À Paris, le Centre culturel Anatolie propose une exposition jusqu’au 20 novembre intitulée "Nouveau départ pour l’amitié franco-turque après la Première Guerre mondiale", alors qu’en Turquie, l’Institut français de Turquie a organisé à Ankara deux évènements, dont un colloque intitulé : "L’Accord d’Angora (1921) : contexte, négociations et conséquences", en partenariat avec l’Institut français d’études anatoliennes (IFEA).

Le centre d'art contemporain Dogan Tasdelen de la municipalité de Cankaya accueille également, depuis le 26 octobre et jusqu’au 23 novembre, une exposition intitulée "L’Accord d’Angora (1921-2021)", où l’on peut consulter des documents inédits issus des archives diplomatiques françaises et turques.

Pièce maitresse de cette exposition, la lettre de Mustafa Kemal Atatürk à Aristide Briand.



- Du Traité de Sèvres à l’Accord d’Ankara

Le Traité de Sèvres, signé le 10 août 1920 entre les forces de l'Entente (principalement la France, l'Italie et le Royaume-Uni) et l'Empire ottoman, après la défaite de ce dernier lors de la Première Guerre mondiale, intervient suite à la fin des hostilités actées par l'armistice de Moudros du 30 octobre 1918.
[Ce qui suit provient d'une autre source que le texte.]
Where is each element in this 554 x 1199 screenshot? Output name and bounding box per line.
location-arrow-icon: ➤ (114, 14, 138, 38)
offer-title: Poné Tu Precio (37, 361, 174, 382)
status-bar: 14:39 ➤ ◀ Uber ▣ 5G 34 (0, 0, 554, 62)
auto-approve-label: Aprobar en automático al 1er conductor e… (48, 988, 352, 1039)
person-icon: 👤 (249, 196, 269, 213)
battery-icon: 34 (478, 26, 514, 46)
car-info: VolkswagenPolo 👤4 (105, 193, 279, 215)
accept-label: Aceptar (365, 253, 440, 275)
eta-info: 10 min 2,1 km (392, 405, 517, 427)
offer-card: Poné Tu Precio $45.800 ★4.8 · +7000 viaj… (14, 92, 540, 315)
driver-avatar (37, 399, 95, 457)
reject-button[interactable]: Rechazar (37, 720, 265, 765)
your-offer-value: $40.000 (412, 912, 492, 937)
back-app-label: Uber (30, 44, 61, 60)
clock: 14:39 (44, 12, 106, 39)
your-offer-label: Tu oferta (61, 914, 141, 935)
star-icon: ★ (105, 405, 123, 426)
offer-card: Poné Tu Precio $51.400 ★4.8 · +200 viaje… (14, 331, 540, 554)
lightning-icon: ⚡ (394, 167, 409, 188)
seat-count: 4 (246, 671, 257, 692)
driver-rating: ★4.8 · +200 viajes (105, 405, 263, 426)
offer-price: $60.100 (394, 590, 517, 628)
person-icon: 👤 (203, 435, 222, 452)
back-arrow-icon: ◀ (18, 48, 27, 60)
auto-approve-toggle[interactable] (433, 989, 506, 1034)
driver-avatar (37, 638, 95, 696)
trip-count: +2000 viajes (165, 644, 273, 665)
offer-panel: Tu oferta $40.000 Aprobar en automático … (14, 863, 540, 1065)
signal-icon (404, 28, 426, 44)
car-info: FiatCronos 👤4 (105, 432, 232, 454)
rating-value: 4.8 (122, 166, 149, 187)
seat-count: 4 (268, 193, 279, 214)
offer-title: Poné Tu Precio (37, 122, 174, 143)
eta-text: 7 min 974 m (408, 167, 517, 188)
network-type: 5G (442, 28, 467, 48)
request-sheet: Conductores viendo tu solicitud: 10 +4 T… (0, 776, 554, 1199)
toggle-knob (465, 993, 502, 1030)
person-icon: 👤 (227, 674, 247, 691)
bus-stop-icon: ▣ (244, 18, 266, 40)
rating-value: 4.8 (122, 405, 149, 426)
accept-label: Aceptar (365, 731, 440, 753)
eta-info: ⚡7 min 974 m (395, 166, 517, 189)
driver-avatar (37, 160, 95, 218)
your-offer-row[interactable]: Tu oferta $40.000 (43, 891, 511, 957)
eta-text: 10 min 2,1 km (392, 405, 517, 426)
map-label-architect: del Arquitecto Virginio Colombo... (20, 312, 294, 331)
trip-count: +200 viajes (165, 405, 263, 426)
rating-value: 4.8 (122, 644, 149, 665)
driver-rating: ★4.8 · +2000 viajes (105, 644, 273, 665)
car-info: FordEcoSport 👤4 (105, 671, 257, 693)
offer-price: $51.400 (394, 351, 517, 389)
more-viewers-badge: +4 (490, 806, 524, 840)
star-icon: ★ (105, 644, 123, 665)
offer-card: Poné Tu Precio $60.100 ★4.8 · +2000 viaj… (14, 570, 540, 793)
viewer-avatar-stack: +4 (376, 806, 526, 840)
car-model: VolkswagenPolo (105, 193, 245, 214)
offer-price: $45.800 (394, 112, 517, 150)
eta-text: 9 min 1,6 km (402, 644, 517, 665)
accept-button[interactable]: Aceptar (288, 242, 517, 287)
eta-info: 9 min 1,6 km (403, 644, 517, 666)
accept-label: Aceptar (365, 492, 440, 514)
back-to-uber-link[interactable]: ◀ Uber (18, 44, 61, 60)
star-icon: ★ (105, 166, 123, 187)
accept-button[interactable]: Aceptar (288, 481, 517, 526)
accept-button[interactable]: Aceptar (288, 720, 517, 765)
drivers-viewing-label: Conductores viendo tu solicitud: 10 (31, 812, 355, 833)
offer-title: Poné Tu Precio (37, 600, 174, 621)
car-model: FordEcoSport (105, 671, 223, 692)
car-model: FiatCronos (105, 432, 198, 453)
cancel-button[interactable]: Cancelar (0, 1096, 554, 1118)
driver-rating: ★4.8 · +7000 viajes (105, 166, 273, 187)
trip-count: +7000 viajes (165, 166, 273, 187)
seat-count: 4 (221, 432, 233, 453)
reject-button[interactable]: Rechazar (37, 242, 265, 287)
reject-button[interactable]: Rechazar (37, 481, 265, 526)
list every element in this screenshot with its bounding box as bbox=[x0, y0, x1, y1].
Ce traité donnait ainsi lieu à la partition de l'Empire ottoman, qui perdait plus de trois quarts de son ancien territoire, dont une partie de l’Anatolie au profit de la France, du Royaume-Uni, de la Grèce et de l'Italie.
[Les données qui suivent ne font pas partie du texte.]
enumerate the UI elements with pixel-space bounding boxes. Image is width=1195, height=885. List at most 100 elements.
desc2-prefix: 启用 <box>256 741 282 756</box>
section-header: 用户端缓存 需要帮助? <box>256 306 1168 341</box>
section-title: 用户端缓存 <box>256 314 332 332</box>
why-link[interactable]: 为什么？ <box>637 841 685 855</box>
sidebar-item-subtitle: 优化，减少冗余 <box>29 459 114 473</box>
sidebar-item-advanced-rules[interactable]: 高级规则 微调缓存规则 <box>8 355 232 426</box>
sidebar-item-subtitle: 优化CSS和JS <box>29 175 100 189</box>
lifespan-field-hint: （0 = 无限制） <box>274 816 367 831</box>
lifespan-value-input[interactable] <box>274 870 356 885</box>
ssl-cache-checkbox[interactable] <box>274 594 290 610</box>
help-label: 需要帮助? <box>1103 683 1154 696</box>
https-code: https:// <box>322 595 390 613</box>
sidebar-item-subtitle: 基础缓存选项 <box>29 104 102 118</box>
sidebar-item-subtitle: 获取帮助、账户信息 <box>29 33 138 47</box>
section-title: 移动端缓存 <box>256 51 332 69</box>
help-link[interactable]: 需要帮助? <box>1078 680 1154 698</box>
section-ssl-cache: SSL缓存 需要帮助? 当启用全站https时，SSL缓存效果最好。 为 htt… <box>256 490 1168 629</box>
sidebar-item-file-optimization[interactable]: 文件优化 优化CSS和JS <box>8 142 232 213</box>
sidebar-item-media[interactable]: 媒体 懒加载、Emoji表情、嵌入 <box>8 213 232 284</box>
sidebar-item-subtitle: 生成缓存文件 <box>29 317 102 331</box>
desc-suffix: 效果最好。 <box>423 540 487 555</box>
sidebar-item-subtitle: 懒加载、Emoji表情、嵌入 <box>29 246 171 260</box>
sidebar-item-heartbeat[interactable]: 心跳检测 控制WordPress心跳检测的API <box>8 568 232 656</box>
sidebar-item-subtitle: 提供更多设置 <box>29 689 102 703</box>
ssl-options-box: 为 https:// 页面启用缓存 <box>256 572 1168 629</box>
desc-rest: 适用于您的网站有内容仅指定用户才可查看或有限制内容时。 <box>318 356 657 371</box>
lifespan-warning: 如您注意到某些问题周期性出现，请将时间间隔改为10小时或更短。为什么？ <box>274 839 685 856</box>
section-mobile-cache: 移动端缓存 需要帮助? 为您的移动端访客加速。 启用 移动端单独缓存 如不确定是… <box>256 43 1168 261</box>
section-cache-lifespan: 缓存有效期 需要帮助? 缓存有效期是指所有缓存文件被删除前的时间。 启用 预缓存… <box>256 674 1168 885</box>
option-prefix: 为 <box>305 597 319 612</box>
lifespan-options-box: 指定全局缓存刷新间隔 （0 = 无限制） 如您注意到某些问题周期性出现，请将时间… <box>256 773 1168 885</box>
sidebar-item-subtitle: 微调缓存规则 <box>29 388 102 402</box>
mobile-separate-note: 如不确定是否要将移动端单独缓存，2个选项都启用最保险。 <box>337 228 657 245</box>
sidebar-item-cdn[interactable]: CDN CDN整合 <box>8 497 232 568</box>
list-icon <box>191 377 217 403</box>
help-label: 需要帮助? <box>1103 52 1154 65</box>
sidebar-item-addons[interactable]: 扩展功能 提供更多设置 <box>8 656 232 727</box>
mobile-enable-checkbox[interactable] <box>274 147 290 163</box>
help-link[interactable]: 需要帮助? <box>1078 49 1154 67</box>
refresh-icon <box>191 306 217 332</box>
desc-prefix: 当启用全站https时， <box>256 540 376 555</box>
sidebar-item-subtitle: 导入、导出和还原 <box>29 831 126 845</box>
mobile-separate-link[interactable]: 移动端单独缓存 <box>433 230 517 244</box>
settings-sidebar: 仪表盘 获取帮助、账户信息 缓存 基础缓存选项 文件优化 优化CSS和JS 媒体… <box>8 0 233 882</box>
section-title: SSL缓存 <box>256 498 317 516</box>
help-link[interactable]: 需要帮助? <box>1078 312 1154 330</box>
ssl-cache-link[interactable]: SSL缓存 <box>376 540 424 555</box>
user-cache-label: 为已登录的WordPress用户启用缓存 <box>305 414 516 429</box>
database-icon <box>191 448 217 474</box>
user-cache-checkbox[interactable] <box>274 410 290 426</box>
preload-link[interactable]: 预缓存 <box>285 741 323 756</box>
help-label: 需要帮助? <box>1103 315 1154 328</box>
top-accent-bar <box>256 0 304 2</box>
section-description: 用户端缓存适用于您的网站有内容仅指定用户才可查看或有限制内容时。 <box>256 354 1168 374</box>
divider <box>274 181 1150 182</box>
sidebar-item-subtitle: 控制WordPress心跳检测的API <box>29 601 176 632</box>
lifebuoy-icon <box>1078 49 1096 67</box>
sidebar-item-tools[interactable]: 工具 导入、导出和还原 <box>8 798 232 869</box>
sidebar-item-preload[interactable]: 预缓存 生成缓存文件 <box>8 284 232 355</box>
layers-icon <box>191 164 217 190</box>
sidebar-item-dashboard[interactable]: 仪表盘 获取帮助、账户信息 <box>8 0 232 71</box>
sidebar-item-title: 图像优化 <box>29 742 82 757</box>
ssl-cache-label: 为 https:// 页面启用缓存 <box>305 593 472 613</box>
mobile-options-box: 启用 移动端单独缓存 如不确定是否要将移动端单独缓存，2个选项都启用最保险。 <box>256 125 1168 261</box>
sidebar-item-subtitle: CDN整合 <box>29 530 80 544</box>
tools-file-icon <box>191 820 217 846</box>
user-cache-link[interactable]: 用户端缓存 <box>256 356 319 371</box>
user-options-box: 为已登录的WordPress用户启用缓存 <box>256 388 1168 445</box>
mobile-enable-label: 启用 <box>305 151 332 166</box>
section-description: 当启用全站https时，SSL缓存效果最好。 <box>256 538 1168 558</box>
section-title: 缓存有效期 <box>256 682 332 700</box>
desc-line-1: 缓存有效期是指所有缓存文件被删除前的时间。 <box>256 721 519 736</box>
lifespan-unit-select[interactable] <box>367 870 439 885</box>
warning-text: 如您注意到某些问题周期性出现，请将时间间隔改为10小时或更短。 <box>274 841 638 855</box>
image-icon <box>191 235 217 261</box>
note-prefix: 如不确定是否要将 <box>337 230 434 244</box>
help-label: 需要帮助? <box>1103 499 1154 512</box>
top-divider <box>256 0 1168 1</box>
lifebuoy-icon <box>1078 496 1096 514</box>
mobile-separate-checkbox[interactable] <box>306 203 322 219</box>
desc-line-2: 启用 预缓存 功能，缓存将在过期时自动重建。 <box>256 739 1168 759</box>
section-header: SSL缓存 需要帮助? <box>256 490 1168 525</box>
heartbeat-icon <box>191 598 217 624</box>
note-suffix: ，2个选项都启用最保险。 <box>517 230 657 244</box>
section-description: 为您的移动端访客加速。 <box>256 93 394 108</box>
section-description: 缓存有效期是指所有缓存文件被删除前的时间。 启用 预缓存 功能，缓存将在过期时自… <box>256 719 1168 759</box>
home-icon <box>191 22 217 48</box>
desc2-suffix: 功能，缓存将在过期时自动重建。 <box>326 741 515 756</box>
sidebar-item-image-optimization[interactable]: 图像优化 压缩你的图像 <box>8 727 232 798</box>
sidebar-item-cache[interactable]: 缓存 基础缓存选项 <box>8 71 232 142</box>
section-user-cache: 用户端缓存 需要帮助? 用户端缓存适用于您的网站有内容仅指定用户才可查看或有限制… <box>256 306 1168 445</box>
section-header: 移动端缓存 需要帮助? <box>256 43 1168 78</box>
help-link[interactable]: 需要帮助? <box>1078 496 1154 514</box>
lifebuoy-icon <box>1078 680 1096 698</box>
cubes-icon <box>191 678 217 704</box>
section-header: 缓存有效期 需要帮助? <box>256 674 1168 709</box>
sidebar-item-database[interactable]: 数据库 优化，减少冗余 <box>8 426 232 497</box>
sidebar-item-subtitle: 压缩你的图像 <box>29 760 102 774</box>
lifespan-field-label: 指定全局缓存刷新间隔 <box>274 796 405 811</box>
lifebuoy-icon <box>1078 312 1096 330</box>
La renonciation du Sultan Ottoman aux provinces de la Méditerranée orientale voyait également l’introduction de nouvelles formes de gouvernement, notamment le mandat britannique pour la Palestine et le mandat français pour la Syrie et le Liban.

Les termes du traité et l’occupation du pays par les forces alliées qui contrôlent jusqu’à la capitale, Istanbul, suscitent alors l'hostilité des Turcs et favorisent un véritable sursaut nationaliste autour de la Grande Assemblée nationale, fondée le 23 avril 1920, et présidée par Mustafa Kemal Atatürk.

De toute l'Anatolie, les désabusés du pouvoir central affluent vers Ankara. Cadres, fonctionnaires, anciens députés, généraux et officiers de l’armée Ottomane rejoignant les rangs des Kémalistes, le spectre d’une guerre civile est peu à peu écarté, et l’Armée fondée par la Grande Assemblée nationale sous la houlette de Mustafa Kemal s’engage à libérer l’Anatolie de la présence étrangère.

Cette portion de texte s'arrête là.